Prof Edward Derbyshire (Hon Sec., Foreign & External Affairs) reflects on the future of the multi-functional External Relations Committee…
Geoscientist 17.10 October 2007
Having served ERC under three of its previous Chairs, it is a privilege to take over from Joe Cann as we celebrate our achievements and look ahead with Council’s searching analysis of the Society's strategic aims and objectives.
As the President has pointed out (Geoscientist 17.8 pp15-17), Council's Strategy combines what we already do well with a number of new ventures that may change the scope and shape of the Society. Much of the work involved in meeting this challenge will fall to the Standing Committees, especially the ERC, given its broad range of responsibilities for communications of all sorts. If, as appears likely, ERC’s core functions (regional, national and international), are to be sustained or enhanced, then even greater demands will be placed on its professional staff. Some of these functions (such as developing links with other scientific bodies in the UK and overseas, or encouraging life-long learning by sustained interaction with regional societies) will inevitably have budgetary implications.
I confess to a personal interest in extending links to overseas societies, which I believe is in the Society's best long-term interests. The current situation of the UK National Committee for the International Geoscience Programme (IGCP) is an unusually complex, if not typical case in point.
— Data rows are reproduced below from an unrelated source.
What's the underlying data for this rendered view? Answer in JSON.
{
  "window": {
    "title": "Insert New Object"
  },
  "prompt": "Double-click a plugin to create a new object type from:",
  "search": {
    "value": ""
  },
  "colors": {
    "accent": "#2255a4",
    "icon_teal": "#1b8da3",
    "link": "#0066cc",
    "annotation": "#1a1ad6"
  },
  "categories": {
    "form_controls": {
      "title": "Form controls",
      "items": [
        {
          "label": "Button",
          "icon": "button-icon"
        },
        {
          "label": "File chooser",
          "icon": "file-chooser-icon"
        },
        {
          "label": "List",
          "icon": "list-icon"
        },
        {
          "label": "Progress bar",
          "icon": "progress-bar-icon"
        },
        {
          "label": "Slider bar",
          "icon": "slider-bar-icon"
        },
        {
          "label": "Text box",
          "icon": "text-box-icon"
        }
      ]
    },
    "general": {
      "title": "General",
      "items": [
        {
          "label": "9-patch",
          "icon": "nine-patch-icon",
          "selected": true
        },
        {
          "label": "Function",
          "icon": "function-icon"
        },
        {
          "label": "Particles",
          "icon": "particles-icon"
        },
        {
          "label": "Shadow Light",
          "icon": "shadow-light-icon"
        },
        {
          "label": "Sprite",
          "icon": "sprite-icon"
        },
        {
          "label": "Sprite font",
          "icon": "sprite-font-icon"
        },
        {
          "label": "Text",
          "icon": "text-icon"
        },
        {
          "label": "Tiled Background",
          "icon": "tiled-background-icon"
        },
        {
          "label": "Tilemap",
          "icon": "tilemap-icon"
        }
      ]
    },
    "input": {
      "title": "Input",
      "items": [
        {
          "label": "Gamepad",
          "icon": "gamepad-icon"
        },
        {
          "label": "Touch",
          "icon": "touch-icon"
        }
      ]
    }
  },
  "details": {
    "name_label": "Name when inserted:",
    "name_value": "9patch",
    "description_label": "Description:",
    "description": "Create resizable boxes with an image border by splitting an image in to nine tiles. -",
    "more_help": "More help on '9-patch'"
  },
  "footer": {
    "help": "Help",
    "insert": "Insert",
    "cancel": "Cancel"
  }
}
ERC serves as the UK IGCP Committee and is responsible for administering the IGCP Travel Grant and reporting to the Royal Society.
Both the IGCP and its recent outgrowth, the International Year of Planet Earth (IYPE), are joint initiatives of UNESCO and IUGS, so it is fitting that the ERC should also serve as the UK National Committee for the IYPE. Throughout its 36-year history, UK geoscientists have a record second to none as contributors and leaders in IGCP. UK geoscientists also provide leadership within the IYPE. The IGCP interacts with other international organisations including, for example, the geoscience unions’ consortium (IUGG, IUGS and ISPRS), and its direct links with approximately 150 IGCP National Committees around the globe give the Society a potential ‘hot line’ (via the National Committees) to members of national geological societies around the world.
Not all these links are substantial but, nearer home, the situation is further complicated by the fact that the ERC Chair (as Chair of UK IGCP) is also a member of the Chairs’ Working Group of the four UNESCO Intergovernmental Science Programmes (ISPs). (I hope you are all still with me - concentrate!) ISPs, in turn, constitute an integral part of the Physical Sciences Committee of the UK Commission for UNESCO. The Commission therefore expects information and practical advice from ERC in its efforts to enhance the UK’s contribution to the content and quality of UNESCO science.
Three UK ISPs benefit from firm links with UK government departments, but the ERC-IGCP does not. In part this is because although IGCP is international, it is not "intergovernmental"; it remains the odd man out. If UK IGCP is to have a chance of sustaining its record of leadership in this highly successful programme and (equally importantly) help ensure that Earth science remains viable and enjoy long-awaited growth within UNESCO’s Science Sector, then ERC’s membership and functioning on behalf of UK IGCP may have to be reviewed.